Step 3: Combine both step 1 & 2
Trigger the Exploit: - Reload the page. The website reads the poisoned log file and executes your code. Your `http request should look something like the following:
Now to get flag you could do the following list of actions:
- Add
?cmd=ls+/ to the URL to list files.
- Use
?cmd=cat+/flag.txt to steal the flag!
Conclusion
File inclusion vulnerabilities—whether Local (LFI) or Remote (RFI)—are a stark reminder of the dangers of misplaced trust. LFI attacks an application’s own habitat, by path traversal vulnerabilities to access of important files or elevated privileges. Rather, RFI converts the application into a puppets, running malicious code moved from external domains. Both, nonetheless, have one thing in common: blind faith in poorly sanitized user input.
The fallout is severe. A parameter unvalidated can lead to Data leaks, credentials theft, complete system takeover. Attackers move from reading /etc/passwd to their respective home directories to flash webshells, poisoning logs or total takeover of underlying infrastructures.
Mitigation isn’t optional—it’s existential:
Strictly enforce allowlists: Only allow access to specific files, directories or URLs. If it’s not on the list, then it does not exist.
Disable or kill dynamic inclusion: If your app does not need to include files based on user input, then turn on the feature off. Period.

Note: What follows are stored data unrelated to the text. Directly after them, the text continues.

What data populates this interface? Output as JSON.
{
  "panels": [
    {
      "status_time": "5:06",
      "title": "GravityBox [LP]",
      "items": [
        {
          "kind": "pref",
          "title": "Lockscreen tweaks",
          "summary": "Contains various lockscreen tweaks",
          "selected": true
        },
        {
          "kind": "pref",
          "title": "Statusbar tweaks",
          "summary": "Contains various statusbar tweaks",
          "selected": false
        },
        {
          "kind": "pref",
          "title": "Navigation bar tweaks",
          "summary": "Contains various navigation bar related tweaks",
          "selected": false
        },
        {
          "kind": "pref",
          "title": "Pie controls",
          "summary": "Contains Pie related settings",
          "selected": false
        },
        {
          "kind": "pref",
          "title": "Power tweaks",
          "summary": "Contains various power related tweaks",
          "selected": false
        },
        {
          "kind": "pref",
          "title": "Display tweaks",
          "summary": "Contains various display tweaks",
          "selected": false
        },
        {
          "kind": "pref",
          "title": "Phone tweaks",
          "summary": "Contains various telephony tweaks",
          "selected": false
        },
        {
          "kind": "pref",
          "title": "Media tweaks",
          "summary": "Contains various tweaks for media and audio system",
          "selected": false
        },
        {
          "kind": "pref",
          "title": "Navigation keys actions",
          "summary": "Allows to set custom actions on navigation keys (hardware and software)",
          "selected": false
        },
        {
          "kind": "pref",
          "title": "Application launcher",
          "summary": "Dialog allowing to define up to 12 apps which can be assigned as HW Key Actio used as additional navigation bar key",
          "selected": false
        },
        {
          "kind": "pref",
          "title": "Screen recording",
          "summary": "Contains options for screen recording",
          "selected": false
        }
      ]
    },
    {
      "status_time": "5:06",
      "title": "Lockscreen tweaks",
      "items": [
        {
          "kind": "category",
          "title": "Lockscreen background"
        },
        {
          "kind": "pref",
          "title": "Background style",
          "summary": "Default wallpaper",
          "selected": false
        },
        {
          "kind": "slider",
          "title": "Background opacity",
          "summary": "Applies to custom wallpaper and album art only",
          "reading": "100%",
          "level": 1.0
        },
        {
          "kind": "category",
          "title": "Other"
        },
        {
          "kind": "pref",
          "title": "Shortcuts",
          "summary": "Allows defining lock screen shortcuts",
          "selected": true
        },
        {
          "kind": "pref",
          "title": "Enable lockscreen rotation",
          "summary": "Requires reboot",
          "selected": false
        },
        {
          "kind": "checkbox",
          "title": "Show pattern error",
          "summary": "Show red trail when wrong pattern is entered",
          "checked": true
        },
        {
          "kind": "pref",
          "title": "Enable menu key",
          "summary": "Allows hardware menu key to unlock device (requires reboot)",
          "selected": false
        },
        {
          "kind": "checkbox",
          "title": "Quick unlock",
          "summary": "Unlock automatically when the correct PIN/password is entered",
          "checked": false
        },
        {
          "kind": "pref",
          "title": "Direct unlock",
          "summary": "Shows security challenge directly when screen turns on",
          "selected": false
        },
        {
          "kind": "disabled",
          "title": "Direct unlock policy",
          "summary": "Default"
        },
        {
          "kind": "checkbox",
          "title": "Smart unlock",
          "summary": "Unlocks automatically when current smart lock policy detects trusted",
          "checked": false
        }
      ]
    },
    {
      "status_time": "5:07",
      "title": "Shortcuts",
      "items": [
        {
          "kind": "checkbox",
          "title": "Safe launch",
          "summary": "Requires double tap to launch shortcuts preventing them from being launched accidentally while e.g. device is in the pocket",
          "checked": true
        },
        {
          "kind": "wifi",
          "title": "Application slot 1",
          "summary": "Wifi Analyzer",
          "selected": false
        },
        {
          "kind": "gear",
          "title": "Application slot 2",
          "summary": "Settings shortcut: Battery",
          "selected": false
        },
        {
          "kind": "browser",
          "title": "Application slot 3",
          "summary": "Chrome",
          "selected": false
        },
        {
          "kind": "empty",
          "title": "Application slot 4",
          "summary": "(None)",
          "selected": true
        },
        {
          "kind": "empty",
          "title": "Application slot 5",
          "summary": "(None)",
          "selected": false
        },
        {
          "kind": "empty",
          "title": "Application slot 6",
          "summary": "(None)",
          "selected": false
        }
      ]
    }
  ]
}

Normalize and sanitize: back to absolute form for paths, remove traversal sequences (../), and ban on evil chars (e. g. %00, ://)
Sandbox file operations: Execute inclusion operations as a limited user in order to keep them away from vital system resources.
Defenses in layers : Mix input validation with Web Application Firewalls (WAF), Runtime monitoring of anomalies.
Understanding LFI and RFI is not transactional, it’s transformative, it’s not patching code, it’s renewing trust. Each inclusion point is an entry point for attackers. Hardening these vectors are you not just fixing a bug you are taking out an entire class of exploits. Complacency is the enemy in cybersecurity, stay curious, and stay hungry, see you on the next blog.